Un sistema de identificación por radiofrecuencia, se compone de tres partes:
- Una antena
- Un lector con el hardware y software adecuados para interpretar los datos
- Un transponder programado con la información necesaria
La antena emite señales de radio en un rango de frecuencias muy restrictivo; esas señales de radio tienen dos propósitos, por un lado proporcionan la vía de comunicación entre el TAG y el lector, y al mismo tiempo (en los TAGs pasivos) proporcionan la energía necesaria para que el microcircuito integrado en el propio TAG, pueda funcionar. Esta es una de las claves de esta tecnología, los dispositivos RFID no necesitan contener baterías y pueden permanecer operativos durante mucho tiempo (incluso décadas)
Las antenas pueden adoptar prácticamente cualquier forma, tanto en montaje fijo como portátil. cuando un transponder entra en el campo generado por la antena, detecta la señal de activación desde la antena. Esto "despierta" el chip RFID y transmite la información almacenada en él para que sea capturada por la antena. En función del modo en el que se inicia y se mantiene la comunicación con el módulo lector, pueden distinguirse dos tipos de transponder:
TAGs pasivos
Se distinguen por no necesitar baterías de alimentación, recibiendo la energía necesaria del propio campo generado por la antena, en consecuencia pueden llegar a tener tamaños muy reducidos y su ciclo de vida es muy largo. Por contra, su radio de acción se ve limitado por la necesidad de usar el propio campo electromagnético de la antena, para codificar la información que se quiere enviar de vuelta al lector.
TAGs activos
Este tipo de transponder se caracteriza por disponer de su propia fuente de energía, comúnmente en forma de baterías, que les permite comunicarse de forma independiente, sin necesidad de estar alimentados por un campo electromagnético, permitiendo un radio de alcance mayor que los pasivos. Por contra su tamaño está definido por las dimensiones de la batería, entre otros aspectos.
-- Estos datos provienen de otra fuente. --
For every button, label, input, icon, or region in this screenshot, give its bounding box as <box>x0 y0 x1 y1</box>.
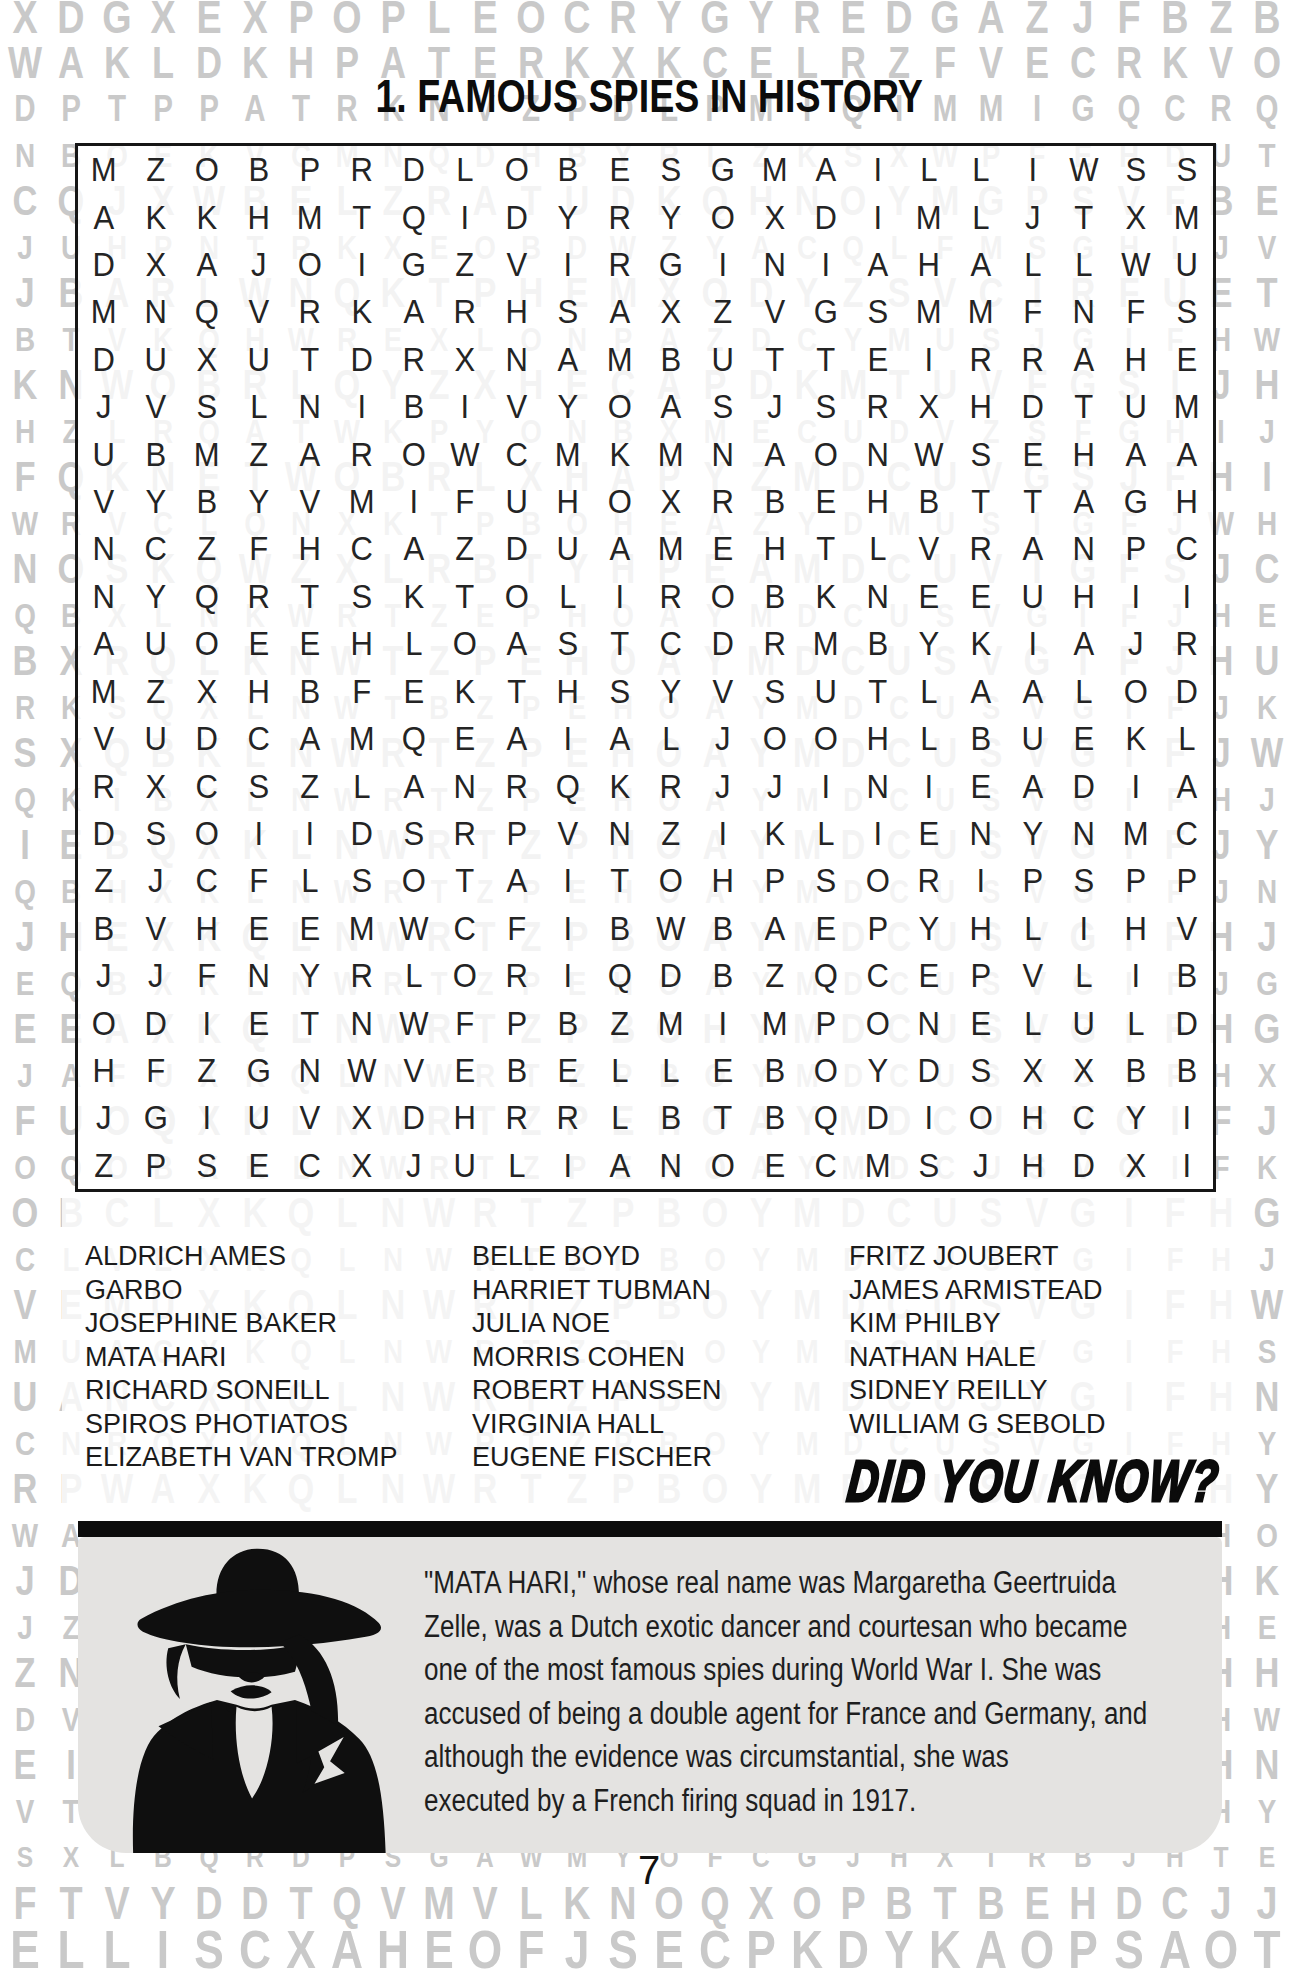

Algunos modelos incorporan un modo de operación en el cual se comportan como radiofaros, emitiendo a intervalos regulares para ahorrar energía. La dependencia de un suministro de energía local, limita sus expectativas de vida, no alcanzando más allá de unos 5-10 años, dependiendo de las baterías y el uso que se realice, así como de las condiciones del entorno de trabajo y de la temperatura exterior, puesto que ésta afecta al comportamiento de las baterías.
En resumen, podríamos decir que comparada con otras tecnologías de AIDC (Automatic Identification and Data Collection), la tecnología RFID es muy superior en muchos aspectos, no sólo es resistente al polvo, la humedad, la suciedad, las vibraciones y otras condiciones de trabajo extremas, sino que además no es necenario tener línea de visión para obtener la información, como ocurre con otras tecnologías.
Mediante esta tecnología podemos realizar la identificación de todo tipo de objetos sin la necesidad de un contato visual directo entre el lector y el dispositivo, e incluso sin la intervención humana para realizar dicha lectura.